La réalisatrice Naomi Kawase le 1er juin 2017 à Tokyo © AFP/Archives Toru YAMANAKA
L’une des réalisatrices japonaises les plus encensées à l’étranger, Naomi Kawase, se dit prête à travailler avec Netflix pour se libérer du carcan des sponsors nippons qui étouffent, selon elle, la créativité du cinéma de son pays.
« Si une firme comme Netflix ou toute autre société de production étrangère a des moyens pour travailler avec une réalisatrice qui a acquis une réputation internationale, ce peut être une façon pour moi d’exprimer librement ce que je veux », a-t-elle lancé. « Je ne rejetterai pas une telle occasion que je vois plutôt comme un défi à relever ».
La cinéaste de 48 ans, habituée du Festival de Cannes, qui en fit en 1997 à 27 ans la plus jeune lauréate de la Caméra d’or, se confiait à l’AFP à Tokyo à son retour de la Croisette.

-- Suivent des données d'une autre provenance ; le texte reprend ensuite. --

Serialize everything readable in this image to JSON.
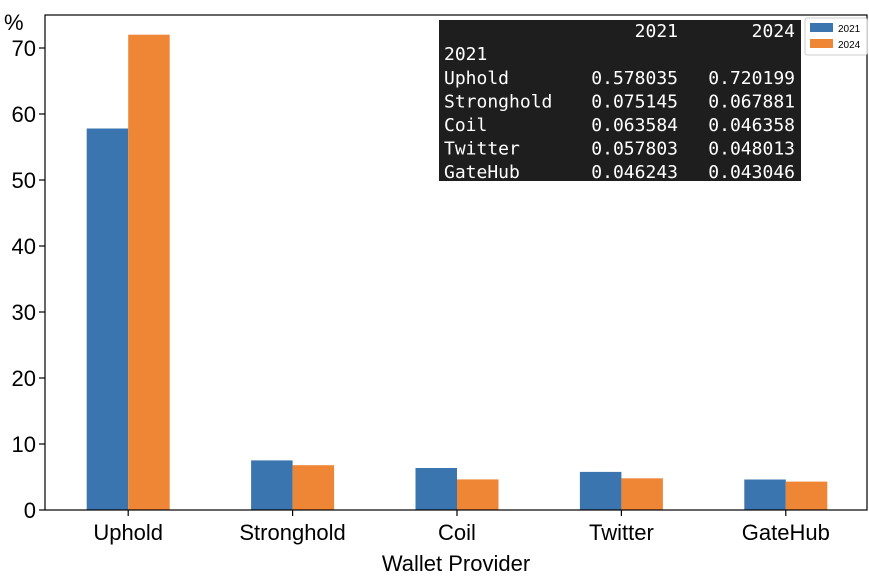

Son dernier film, « Vers la lumière » (Hikari), de production franco-japonaise, était en lice pour la Palme d’Or.
La présence en compétition, pour la première fois, de deux films produits par Netflix dont « Okja » du réalisateur sud-coréen Bong Joon-ho avait créé la polémique à Cannes, alors que le géant américain de la vidéo en ligne a refusé de les sortir dans les salles françaises.
C’est en écoutant des propos de Bong Joon-ho, qui s’est publiquement félicité de la liberté donnée par la jeune société américaine partie prenante à son long-métrage présenté au festival, qu’elle est venue à envisager de prendre une voie similaire.

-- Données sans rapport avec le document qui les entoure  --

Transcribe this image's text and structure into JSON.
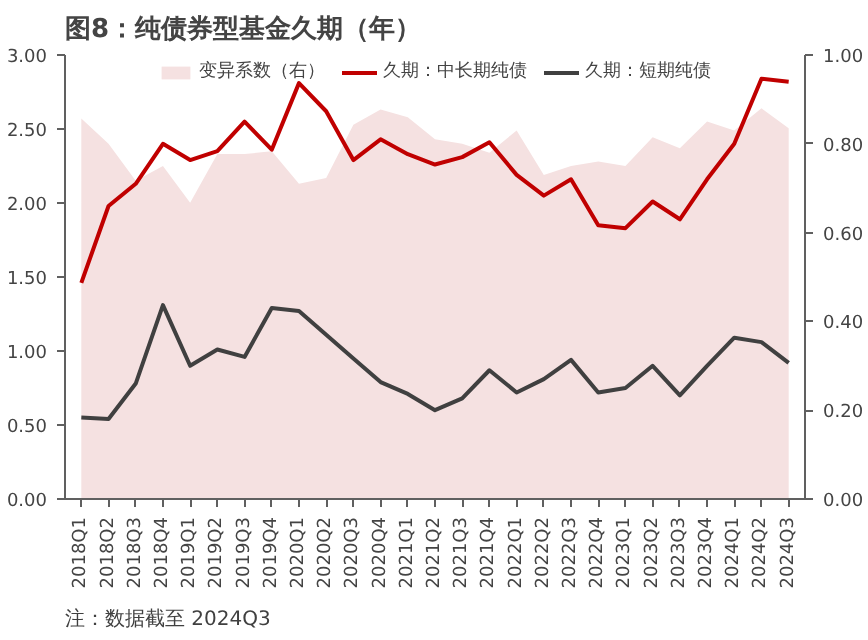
{
  "chart_data": {
    "type": "line",
    "title": "图8：纯债券型基金久期（年）",
    "categories": [
      "2018Q1",
      "2018Q2",
      "2018Q3",
      "2018Q4",
      "2019Q1",
      "2019Q2",
      "2019Q3",
      "2019Q4",
      "2020Q1",
      "2020Q2",
      "2020Q3",
      "2020Q4",
      "2021Q1",
      "2021Q2",
      "2021Q3",
      "2021Q4",
      "2022Q1",
      "2022Q2",
      "2022Q3",
      "2022Q4",
      "2023Q1",
      "2023Q2",
      "2023Q3",
      "2023Q4",
      "2024Q1",
      "2024Q2",
      "2024Q3"
    ],
    "series": [
      {
        "name": "变异系数（右）",
        "type": "area",
        "axis": "y2",
        "color": "#f5e1e1",
        "values": [
          0.857,
          0.8,
          0.717,
          0.75,
          0.667,
          0.777,
          0.777,
          0.783,
          0.71,
          0.723,
          0.843,
          0.877,
          0.86,
          0.81,
          0.8,
          0.78,
          0.83,
          0.73,
          0.75,
          0.76,
          0.75,
          0.815,
          0.79,
          0.85,
          0.83,
          0.88,
          0.835
        ]
      },
      {
        "name": "久期：中长期纯债",
        "color": "#c00000",
        "values": [
          1.46,
          1.98,
          2.13,
          2.4,
          2.29,
          2.35,
          2.55,
          2.36,
          2.81,
          2.62,
          2.29,
          2.43,
          2.33,
          2.26,
          2.31,
          2.41,
          2.19,
          2.05,
          2.16,
          1.85,
          1.83,
          2.01,
          1.89,
          2.16,
          2.4,
          2.84,
          2.82
        ]
      },
      {
        "name": "久期：短期纯债",
        "color": "#404040",
        "values": [
          0.55,
          0.54,
          0.78,
          1.31,
          0.9,
          1.01,
          0.96,
          1.29,
          1.27,
          1.11,
          0.95,
          0.79,
          0.71,
          0.6,
          0.68,
          0.87,
          0.72,
          0.81,
          0.94,
          0.72,
          0.75,
          0.9,
          0.7,
          0.9,
          1.09,
          1.06,
          0.92
        ]
      }
    ],
    "ylim": [
      0,
      3
    ],
    "yticks": [
      {
        "value": 0,
        "label": "0.00"
      },
      {
        "value": 0.5,
        "label": "0.50"
      },
      {
        "value": 1,
        "label": "1.00"
      },
      {
        "value": 1.5,
        "label": "1.50"
      },
      {
        "value": 2,
        "label": "2.00"
      },
      {
        "value": 2.5,
        "label": "2.50"
      },
      {
        "value": 3,
        "label": "3.00"
      }
    ],
    "y2lim": [
      0,
      1
    ],
    "y2ticks": [
      {
        "value": 0,
        "label": "0.00"
      },
      {
        "value": 0.2,
        "label": "0.20"
      },
      {
        "value": 0.4,
        "label": "0.40"
      },
      {
        "value": 0.6,
        "label": "0.60"
      },
      {
        "value": 0.8,
        "label": "0.80"
      },
      {
        "value": 1,
        "label": "1.00"
      }
    ],
    "legend": "top",
    "annotations": [
      "注：数据截至 2024Q3"
    ]
  }
}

« Il dit que Netflix lui donne tout l’argent dont il a besoin et n’intervient pas », dit Mme Kawase, connue pour ses images travaillées et son oeuvre personnelle animée par la communion avec la nature et le rapport aux autres. « Il dit que c’est un environnement formidable pour les réalisateurs et je pense qu’il a bien raison », ajoute-t-elle.
– Oeuvres recyclées –
Selon Mme Kawase, les investisseurs japonais ne prennent pas le risque d’investir dans un film basé sur un scénario original dont ils ne peuvent pas prévoir les profits.
En ce sens, les cinéastes ici « ne sont pas vraiment en mesure de créer ce qu’ils veulent », d’autant que les sponsors sont, dit-elle, « obnubilés par la notoriété des acteurs: ils ne veulent que ceux qui peuvent rapporter de l’argent ».

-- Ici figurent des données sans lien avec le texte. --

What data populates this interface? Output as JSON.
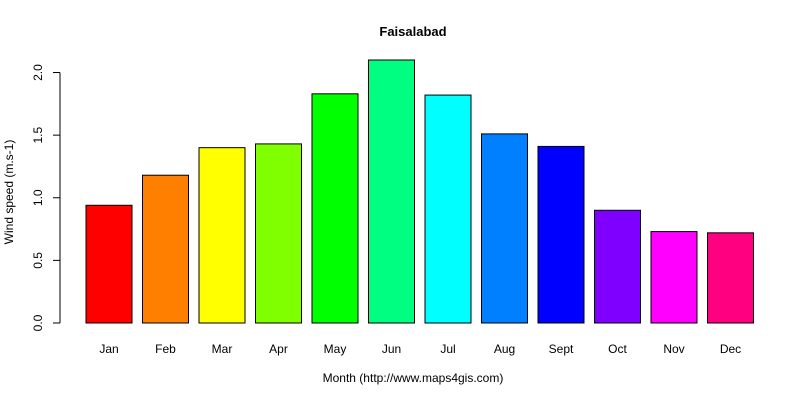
{
  "chart_data": {
    "type": "bar",
    "title": "Faisalabad",
    "xlabel": "Month (http://www.maps4gis.com)",
    "ylabel": "Wind speed (m.s-1)",
    "categories": [
      "Jan",
      "Feb",
      "Mar",
      "Apr",
      "May",
      "Jun",
      "Jul",
      "Aug",
      "Sept",
      "Oct",
      "Nov",
      "Dec"
    ],
    "values": [
      0.94,
      1.18,
      1.4,
      1.43,
      1.83,
      2.1,
      1.82,
      1.51,
      1.41,
      0.9,
      0.73,
      0.72
    ],
    "colors": [
      "#ff0000",
      "#ff8000",
      "#ffff00",
      "#80ff00",
      "#00ff00",
      "#00ff80",
      "#00ffff",
      "#0080ff",
      "#0000ff",
      "#8000ff",
      "#ff00ff",
      "#ff0080"
    ],
    "ylim": [
      0,
      2.1
    ],
    "yticks": [
      0.0,
      0.5,
      1.0,
      1.5,
      2.0
    ],
    "ytick_labels": [
      "0.0",
      "0.5",
      "1.0",
      "1.5",
      "2.0"
    ],
    "grid": false,
    "legend": "none"
  }
}
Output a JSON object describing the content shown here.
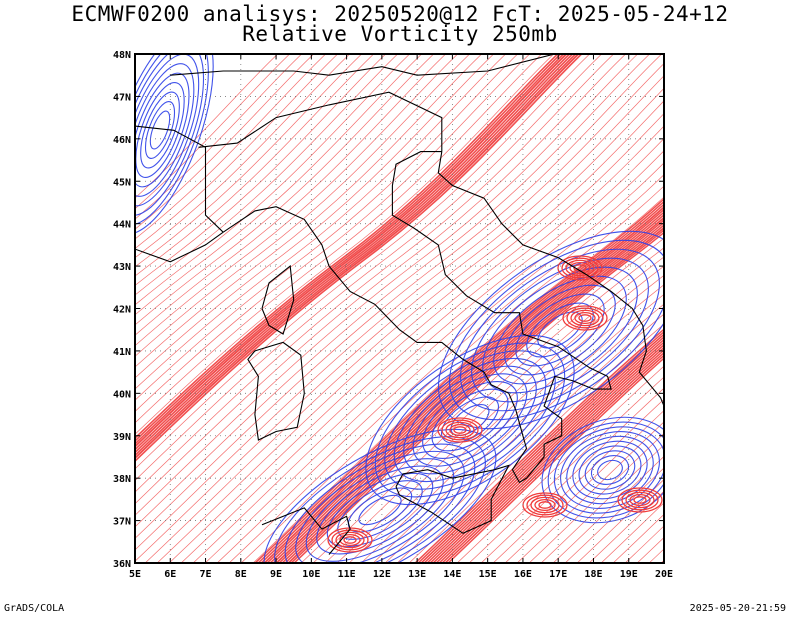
{
  "header": {
    "title_line1": "ECMWF0200 analisys: 20250520@12 FcT: 2025-05-24+12",
    "title_line2": "Relative Vorticity 250mb"
  },
  "map": {
    "lon_labels": [
      "5E",
      "6E",
      "7E",
      "8E",
      "9E",
      "10E",
      "11E",
      "12E",
      "13E",
      "14E",
      "15E",
      "16E",
      "17E",
      "18E",
      "19E",
      "20E"
    ],
    "lat_labels": [
      "36N",
      "37N",
      "38N",
      "39N",
      "40N",
      "41N",
      "42N",
      "43N",
      "44N",
      "45N",
      "46N",
      "47N",
      "48N"
    ],
    "lon_range": [
      5,
      20
    ],
    "lat_range": [
      36,
      48
    ],
    "colors": {
      "positive_vorticity": "#f03c3c",
      "negative_vorticity": "#2c40e8",
      "coastline": "#000000",
      "grid": "#777777"
    }
  },
  "footer": {
    "left": "GrADS/COLA",
    "right": "2025-05-20-21:59"
  }
}
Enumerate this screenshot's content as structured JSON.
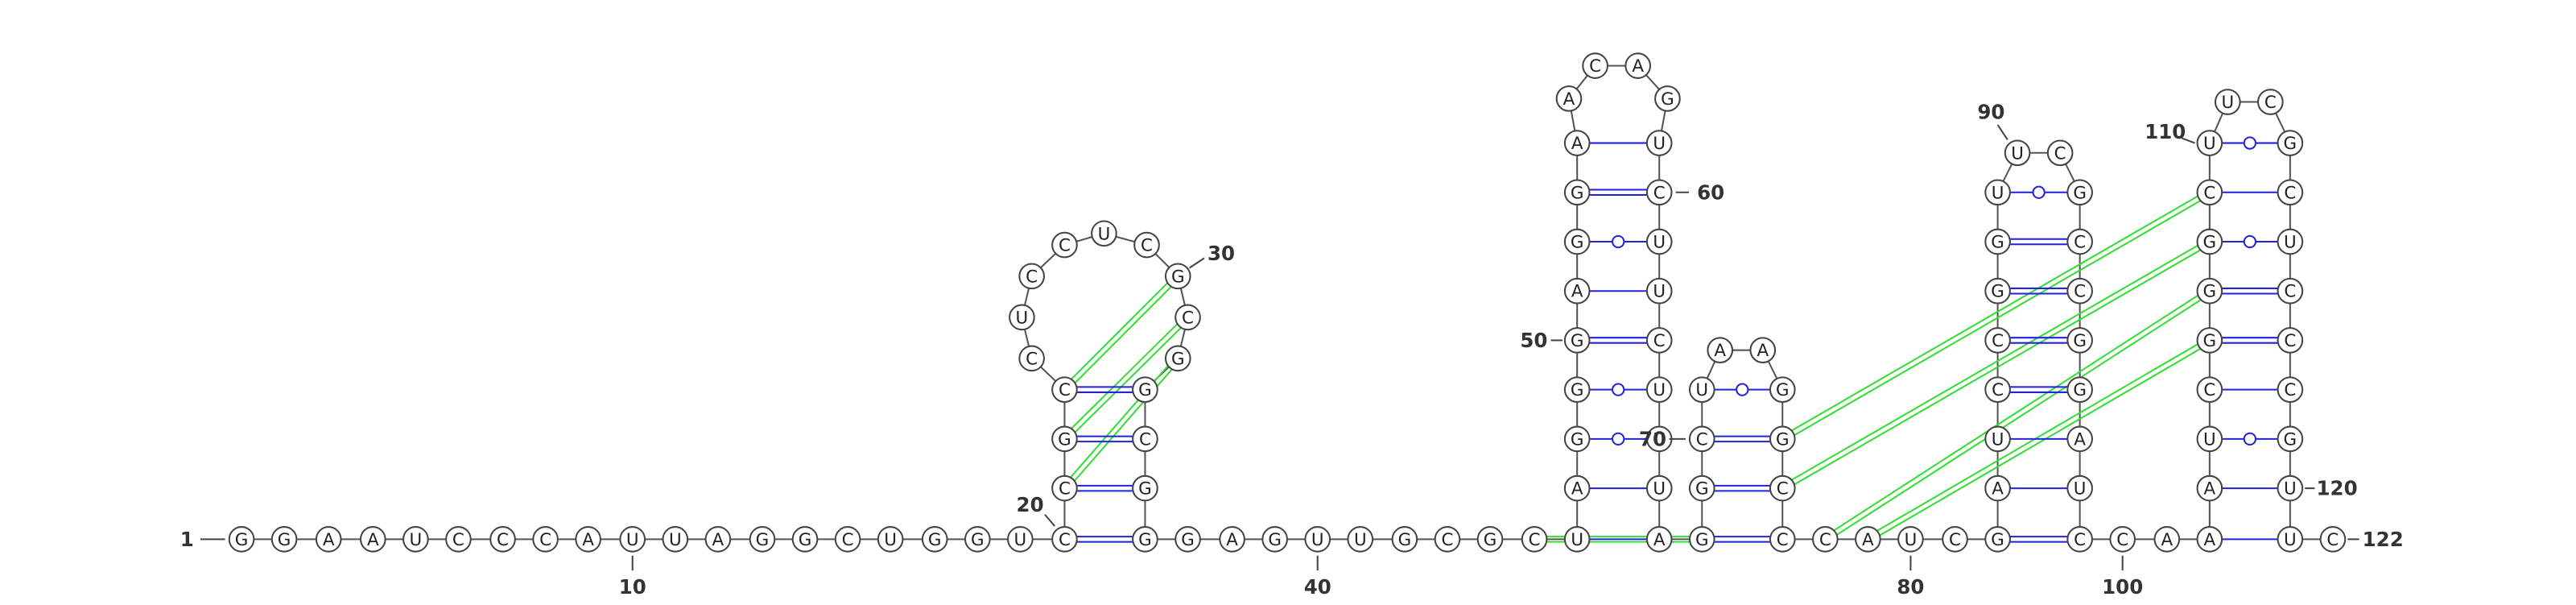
{
  "sequence": [
    "G",
    "G",
    "A",
    "A",
    "U",
    "C",
    "C",
    "C",
    "A",
    "U",
    "U",
    "A",
    "G",
    "G",
    "C",
    "U",
    "G",
    "G",
    "U",
    "C",
    "C",
    "G",
    "C",
    "C",
    "U",
    "C",
    "C",
    "U",
    "C",
    "G",
    "C",
    "G",
    "G",
    "C",
    "G",
    "G",
    "G",
    "A",
    "G",
    "U",
    "U",
    "G",
    "C",
    "G",
    "C",
    "U",
    "A",
    "G",
    "G",
    "G",
    "A",
    "G",
    "G",
    "A",
    "A",
    "C",
    "A",
    "G",
    "U",
    "C",
    "U",
    "U",
    "C",
    "U",
    "U",
    "U",
    "A",
    "G",
    "G",
    "C",
    "U",
    "A",
    "A",
    "G",
    "G",
    "C",
    "C",
    "C",
    "A",
    "U",
    "C",
    "G",
    "A",
    "U",
    "C",
    "C",
    "G",
    "G",
    "U",
    "U",
    "C",
    "G",
    "C",
    "C",
    "G",
    "G",
    "A",
    "U",
    "C",
    "C",
    "A",
    "A",
    "A",
    "U",
    "C",
    "G",
    "G",
    "G",
    "C",
    "U",
    "U",
    "C",
    "G",
    "C",
    "U",
    "C",
    "C",
    "C",
    "G",
    "U",
    "U",
    "C"
  ],
  "position_labels": [
    1,
    10,
    20,
    30,
    40,
    50,
    60,
    70,
    80,
    90,
    100,
    110,
    120,
    122
  ]
}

« Par conséquent, nous devons chercher des financements étrangers, mais alors ces films peuvent ne pas être couronnés de succès au Japon », précise-t-elle.
Quelque 610 films ont été produits dans l’archipel l’an passé, dont beaucoup sont basés sur des mangas à succès ou des romans déjà déclinés en dessins animés ou séries TV et qui sont transposés en longs-métrages d’animation ou films incarnés par des stars du petit et grand écran. Les trois quarts des 40 plus gros succès de 2016 sont des adaptations d’oeuvres existant sur un autre support.
Ce « mediamix » tend à resserrer considérablement les possibilités de réaliser un film sur la base d’un scénario créé ex-nihilo, car la mécanique en oeuvre est celle d’un financement à tiroirs qui va vers les dérivés d’une même histoire exploitée à outrance. La plupart de ces films ne sortent pas à l’étranger et n’attirent pas les récompenses.
Le point de vue critique de Naomi Kawase, qui a aussi été à Cannes lauréate du Grand Prix en 2007 avec « Mogari no mori » (La forêt de Mogari), rejoint celui d’autres grands du septième art japonais, comme Hirokazu Kore-eda.
Le réalisateur de « Tel père, tel fils » avait dit fin 2016 à l’AFP « craindre que le cinéma japonais ne finisse par péricliter, à force d’être renfermé sur lui-même et de ne pas du tout se tourner vers l’étranger ». « Dans un contexte où l’objectif premier est de vendre, un contenu audiovisuel ne peut pas prendre de la hauteur en tant qu’objet culturel », soulignait-t-il.
« Plus de réalisateurs vont à l’avenir vouloir travailler avec Netflix ou Amazon. S’il reste comme il est, tout le secteur va couler », a-t-il dit à l’AFP.